China likes to keep its business to itself, often going so far as to label some corporate finances as state secrets. Few places have been more secretive than the securities market, where the China Securities Regulatory Commission (CSRC) passes opaque judgments on which firms get to IPO, and when.
After years of poor performance of mainland exchanges, where companies are frequently found to be ridden with fraud, China’s top securities regulator has finally deigned to give the public a glimpse of the companies they could buy into.
The CSRC has also been getting tougher on brokerages that help fraud-tainted companies to IPO on the mainland – at least when those companies are subject to public scrutiny.
In May, the CSRC slapped Minsheng Securities with a US$326,000 fine for failing to uncover fraud at Shanxi Tianneng Technology, which the firm planned to help IPO. The regulator issued Nanjing Securities a warning for a similar failing with Guangdong Xindadi Biotechnology.
Surprisingly, the CSRC didn’t punish the securities firms after discovering fraud in its own review of the two IPO applications. In fact, the CSRC had already approved the IPOs, at which point it released the companies’ financials to the public. The media then went to work uncovering the fraud in both cases by scrutinizing those documents.
The CSRC now looks set to make it even easier for the media to uncover such scandals. Draft regulations released on June 7 said that companies would be required to pre-disclose their financial documents to the public or the media one month before their IPOs will be approved. Previously those documents had only been released after the CSRC approved the issue.
The pre-disclosure requirement was only one part of the latest draft regulations, which didn’t cause much of a stir when released. “This draft is mostly based on previous drafts,” said Winnie Deng, a senior associate who tracks markets at consultancy Z-Ben Advisors. “If you have the time to take a look, you can notice there’s nothing really new or stands out as its own issue.”
Pre-disclosure to the public is one of the few new points. But, she said, one month remains a short period of time for investors and the media to scrutinize the potential listing, so it’s unclear how much affect the regulation would actually have.
The other new point, according to Deng, is that the draft regulations introduced a two-year lockup period during which time major stakeholders cannot sell their shares on an individual basis. Currently, lockup periods are negotiated with cornerstone investors in each new issue.
Even after the lockup period, which could be extended based on share performance, major shareholders would not be allowed to sell their shares at below the IPO price.
The main goal is to prevent management from unloading their shares if the company fares poorly. Presumably, by forcing management to keep some skin in the game, they’ll be more motivated to make sure the share price stays above water.
These regulations will join a host of others already drafted. “Most of these drafts are in order to boost investor confidence… Some of these regulations are quite strict,” Deng said. Among them is a rule that would prevent the CSRC from approving further IPOs from brokerages that sponsor companies which later report a 50% drop in profit or a net loss.
With the CSRC already going through several drafts, and few changes being made from draft to draft, Deng predicts these reforms are highly likely to be enacted.

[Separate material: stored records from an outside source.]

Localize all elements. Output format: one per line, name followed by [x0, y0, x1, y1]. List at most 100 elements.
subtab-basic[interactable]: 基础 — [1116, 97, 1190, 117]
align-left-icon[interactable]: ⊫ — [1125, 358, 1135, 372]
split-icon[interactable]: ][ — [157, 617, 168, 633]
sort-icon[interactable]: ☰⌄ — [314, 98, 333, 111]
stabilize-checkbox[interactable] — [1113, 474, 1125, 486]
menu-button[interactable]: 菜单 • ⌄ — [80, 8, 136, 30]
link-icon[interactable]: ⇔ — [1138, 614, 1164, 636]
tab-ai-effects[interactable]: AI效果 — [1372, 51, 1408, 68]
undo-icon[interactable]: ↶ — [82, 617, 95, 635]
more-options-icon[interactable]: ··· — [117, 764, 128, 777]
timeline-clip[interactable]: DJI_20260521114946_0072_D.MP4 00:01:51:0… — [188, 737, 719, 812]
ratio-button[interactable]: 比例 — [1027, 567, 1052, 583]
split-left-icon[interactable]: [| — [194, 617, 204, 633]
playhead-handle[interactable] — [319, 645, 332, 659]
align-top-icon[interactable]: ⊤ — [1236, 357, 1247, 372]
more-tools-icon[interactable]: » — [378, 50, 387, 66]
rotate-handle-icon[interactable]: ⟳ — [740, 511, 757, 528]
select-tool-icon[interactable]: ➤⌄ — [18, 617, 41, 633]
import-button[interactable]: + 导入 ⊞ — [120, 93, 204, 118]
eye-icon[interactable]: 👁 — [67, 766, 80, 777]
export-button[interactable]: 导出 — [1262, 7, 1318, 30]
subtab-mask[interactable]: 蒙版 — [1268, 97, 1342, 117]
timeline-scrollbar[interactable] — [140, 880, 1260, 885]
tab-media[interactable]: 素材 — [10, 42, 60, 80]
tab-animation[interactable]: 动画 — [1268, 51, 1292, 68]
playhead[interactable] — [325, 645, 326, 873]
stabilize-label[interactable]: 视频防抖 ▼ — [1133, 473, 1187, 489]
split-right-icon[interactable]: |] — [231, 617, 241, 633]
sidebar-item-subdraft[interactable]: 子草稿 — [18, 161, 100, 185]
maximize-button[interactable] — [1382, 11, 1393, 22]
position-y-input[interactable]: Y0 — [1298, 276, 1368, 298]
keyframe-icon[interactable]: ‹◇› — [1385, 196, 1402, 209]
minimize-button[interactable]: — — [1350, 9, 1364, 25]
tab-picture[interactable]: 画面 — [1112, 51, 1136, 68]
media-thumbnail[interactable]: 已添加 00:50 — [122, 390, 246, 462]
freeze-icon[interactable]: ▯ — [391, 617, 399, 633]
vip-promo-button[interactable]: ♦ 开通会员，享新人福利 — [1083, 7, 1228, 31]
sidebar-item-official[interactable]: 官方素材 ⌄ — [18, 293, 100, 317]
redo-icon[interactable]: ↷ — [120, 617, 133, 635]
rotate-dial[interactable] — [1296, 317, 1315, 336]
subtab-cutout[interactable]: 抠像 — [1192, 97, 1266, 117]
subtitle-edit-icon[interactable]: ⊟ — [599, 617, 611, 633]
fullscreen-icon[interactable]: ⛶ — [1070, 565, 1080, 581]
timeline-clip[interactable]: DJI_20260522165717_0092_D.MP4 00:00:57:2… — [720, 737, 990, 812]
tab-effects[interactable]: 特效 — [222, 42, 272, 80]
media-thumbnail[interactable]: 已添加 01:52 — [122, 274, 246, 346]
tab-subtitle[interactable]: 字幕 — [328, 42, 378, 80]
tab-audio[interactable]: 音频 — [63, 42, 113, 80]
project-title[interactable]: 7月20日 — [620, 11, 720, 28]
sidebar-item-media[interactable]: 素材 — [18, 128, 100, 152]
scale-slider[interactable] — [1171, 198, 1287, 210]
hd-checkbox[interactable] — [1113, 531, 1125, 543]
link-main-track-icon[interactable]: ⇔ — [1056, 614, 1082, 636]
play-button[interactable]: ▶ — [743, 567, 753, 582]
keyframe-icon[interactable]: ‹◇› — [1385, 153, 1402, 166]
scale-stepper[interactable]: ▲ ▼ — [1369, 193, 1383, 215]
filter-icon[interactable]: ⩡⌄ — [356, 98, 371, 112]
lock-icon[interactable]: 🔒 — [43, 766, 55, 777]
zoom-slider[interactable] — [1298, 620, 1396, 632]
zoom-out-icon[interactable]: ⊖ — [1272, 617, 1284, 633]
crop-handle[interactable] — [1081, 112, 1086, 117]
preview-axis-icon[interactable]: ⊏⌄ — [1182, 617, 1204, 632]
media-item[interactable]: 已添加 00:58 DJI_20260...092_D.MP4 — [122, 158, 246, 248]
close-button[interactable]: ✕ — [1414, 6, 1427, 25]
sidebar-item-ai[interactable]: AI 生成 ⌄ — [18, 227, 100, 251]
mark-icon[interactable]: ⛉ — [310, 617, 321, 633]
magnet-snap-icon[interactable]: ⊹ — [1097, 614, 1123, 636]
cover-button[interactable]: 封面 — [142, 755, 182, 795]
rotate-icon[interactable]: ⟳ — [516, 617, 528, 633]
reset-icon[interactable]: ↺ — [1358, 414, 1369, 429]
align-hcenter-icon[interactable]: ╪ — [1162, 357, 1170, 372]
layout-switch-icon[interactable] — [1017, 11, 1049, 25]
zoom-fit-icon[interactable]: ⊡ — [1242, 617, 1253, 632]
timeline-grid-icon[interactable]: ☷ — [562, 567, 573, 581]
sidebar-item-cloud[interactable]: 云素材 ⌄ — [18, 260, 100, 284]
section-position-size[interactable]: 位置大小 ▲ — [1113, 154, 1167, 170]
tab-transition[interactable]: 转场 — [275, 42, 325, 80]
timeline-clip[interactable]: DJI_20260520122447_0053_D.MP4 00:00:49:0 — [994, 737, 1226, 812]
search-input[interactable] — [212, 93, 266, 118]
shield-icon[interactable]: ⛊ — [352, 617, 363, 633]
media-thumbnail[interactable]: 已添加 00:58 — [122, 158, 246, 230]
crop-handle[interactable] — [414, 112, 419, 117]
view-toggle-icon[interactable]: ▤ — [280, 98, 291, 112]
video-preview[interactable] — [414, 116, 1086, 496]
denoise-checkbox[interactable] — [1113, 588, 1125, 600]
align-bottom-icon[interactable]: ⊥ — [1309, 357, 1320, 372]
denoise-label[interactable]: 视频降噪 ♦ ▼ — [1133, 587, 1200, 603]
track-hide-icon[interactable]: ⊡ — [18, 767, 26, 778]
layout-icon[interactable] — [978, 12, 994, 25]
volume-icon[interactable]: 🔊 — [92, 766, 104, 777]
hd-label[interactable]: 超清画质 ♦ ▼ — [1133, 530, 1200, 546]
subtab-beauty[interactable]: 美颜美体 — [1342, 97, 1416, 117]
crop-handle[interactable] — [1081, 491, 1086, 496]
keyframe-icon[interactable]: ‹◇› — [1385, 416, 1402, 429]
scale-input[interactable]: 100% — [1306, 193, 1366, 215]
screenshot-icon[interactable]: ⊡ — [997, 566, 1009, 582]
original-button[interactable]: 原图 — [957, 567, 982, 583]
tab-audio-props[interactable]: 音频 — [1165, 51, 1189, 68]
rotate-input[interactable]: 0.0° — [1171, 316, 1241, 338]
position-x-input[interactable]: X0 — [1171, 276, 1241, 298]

The rules stand to benefit the little guy, Chinese retail investor, at the expense of the big institution such as brokerages, major investors and the company itself. By locking institutions in for a set period of time and essentially penalizing them further for falling stock prices, the CSRC is increasing the incentive that institutions have to do everything they can to support share value.
Retail investors, who make up the majority of those playing mainland stocks, will therefore be less likely to buy into a dud.
The rules – aside from increased public scrutiny – appear to be the government intervening in its exchanges when over time it should be taking an increasingly hands off approach, as is the case in most mature markets.
But if anything, the rules are likely to only grow stricter until the CSRC stamps out widespread fraud, Deng said. Only then can regulation be more market-driven. China simply isn’t a developed market yet.
“You don’t really see a lot of instances where financial results are fake in developed markets, but it’s quite common here.”